< Platypus Comix
Platypus Comix/Funny
Miscellaneous Comics
- One of Spidey's attempts in "True Believers" to prevent Joe Quesadilla from taking MJ away involves sticking her to a web. It doesn't work.
- Also from "True Believers", Quesadilla's idea on how to compensate for Spidey quitting Marvel.
- The life-size Britney Spears doll from the untitled Guava Guava Kristmas Klassic ("Change its diaper every hour, or else it dies!") seems pretty funny, unless you consider it a Funny Aneurysm Moment.
- "Awesome Blossom"'s surprisingly accurate depiction of life in the year 2000 includes Blossom encountering a foul-mouthed Weeble.
- Also, the parts where "Awesome Blossom" resorts to recycling Star Wars clips a la Muppet Babies.
- One of the Kimwon features that Vess MacMeal's husband discovers in "Vess MacMeal Starring in: The More You Know!" involves acting as a steering wheel. An ad appearing over the wheel causes him to crash into a tree, but fortunately, the Kimwon can call 911... the ambulance driver crashes into a pole while using a Kimwon to drive to the accident site, but at least that Kimwon can also call 911!
- From the last page of "Vess MacMeal...", Kim Jong Il revealing, "The Kimwon is made of people!" and the way Vess, her husband, and Junior respond.
Articles
- As part of his Will and Dewitt review (part of an overall review of Kids WB's final day, Peter Paltridge reviews the "Small Potatoes" episode...except he describes the plot of RoboCop with Will in Alex Murphy's place instead of the actual episode.
- Paltridge's textual comments on some of the commercials that played during The Star Wars Holiday Special.
(after a commercial for Sheer Indulgence pantyhose) I would say they should have thought of the multitudes of children watching that night, but the part with the Wookiee watching the erotic video had already aired, and that was WAY more traumatizing.

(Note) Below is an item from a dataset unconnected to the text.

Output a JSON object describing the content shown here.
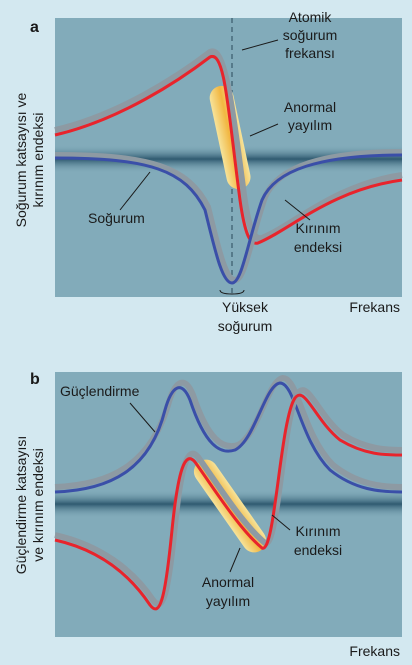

- When Paltridge reaches Amy and the Angel in his gallery of ABC Afterschool Special advertisements, he admits that he recalls seeing another movie with the exact same plot, except that Kermit the Frog played the lead character. (He reviewed that movie a few years earlier.)
- Paltridge begins "Eulogy for Alf" by saying he originally planned to write a tribute to the then-recently deceased Ed McMahon, but considered changing it to a Farrah Fawcett tribute after she died, but ultimately, he knew he had to write something about ALF's death. After going through a lengthy and fabricated account of Alf's rise and fall, Paltridge announces he suddenly heard that one more celebrity passed away: Billy Mays, who he then calls the biggest loss of them all.
- Paltridge's review of Rudolph and Frosty's Christmas in July includes a demonstration of how you could apply the Narmy quote, "I'm twying! I'm twying weeal hawwrd!" to anything that doesn't go as well as you'd hope.
- The comments Paltridge makes in his Return of Jafar review about the ocassionally ghastly animation.
[Jasmine]'s fully in the right to distort her face to Spumco proportions...
- When Marie Osmond shows up in the Walt Disney TV special reviewed in "Walt Disney: One Man's Nightmare", Paltridge decides to share a theory about the fact she lacks visible signs of aging:
Either she entered that pact with the woman from Death Becomes Her and swallowed her potion, or she's a robot. Which one is more plausible? Well, that woman doesn't exist, so....the robot, of course.
- The stories Paltridge makes up in "Seven Failed Brand Crossovers" about the origins and failures of Cosmopolitan Yogurt and Clairol Touch of Yogurt Shampoo.